In economics, Marx is relegated to the history of thought as his ideas were an economic dead end and a political disaster. Yet Marx-influenced literary criticism is a dominant mode of analysis in nearly every English department in the country. It’s not that the English professors are all Marxists, it’s that even the non-Marxists reach for Marxian concepts–class, ideology, alienation, material conditions, commodification–when analyzing texts. These concepts may be useful for analyzing a Victorian novel of the landed classes but they have become a default economics for all of literature. That default is odd. Class analysis predates Marx and society can be divided into more than one set of classes; material conditions do not supersede all artistic agency; and capitalism contains figures—entrepreneurs, speculators, intermediaries, innovators, discoverers—who are great subjects for art yet fit poorly into the Marxist moral geometry. Not surprisingly, Marxism handles capitalism’s protagonists badly.
Is Marxian economics the only economic lens one can apply to literature? What would a Hayekian literary criticism look like? The place to start is the great Paul Cantor’s pioneering essay on Thomas Mann’s “Disorder and Early Sorrow,” a slight-seeming story set in Weimar Germany during the hyperinflation. Cantor shows that when one reads the novella through Hayek and Mises rather than Marx, the story opens up.

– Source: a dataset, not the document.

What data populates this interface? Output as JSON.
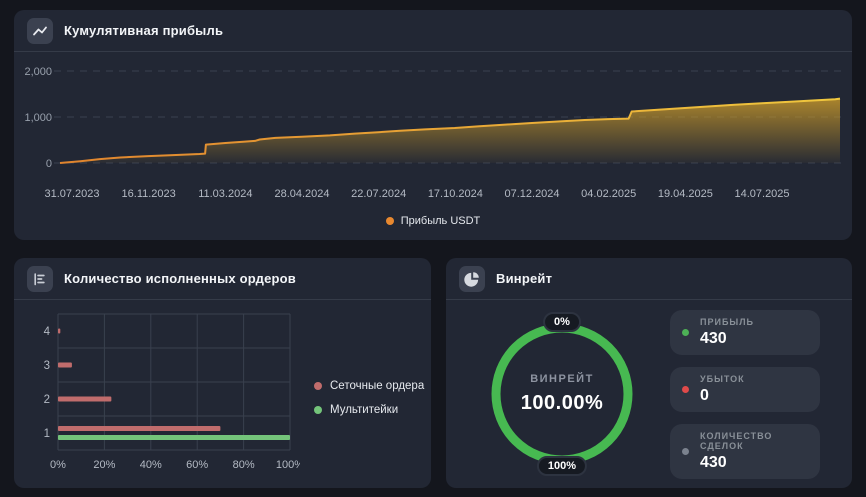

Start with inflationary psychology and its ramifications. Inflation shortens time horizons. When money loses value by the hour, saving is foolish and the rational move is to spend as fast as you earn—Mises’s “flight into real goods.” Prudence, discipline, and respect for the past become maladaptive. Speed, improvisation, risk-taking, and a certain youthful irresponsibility become survival traits.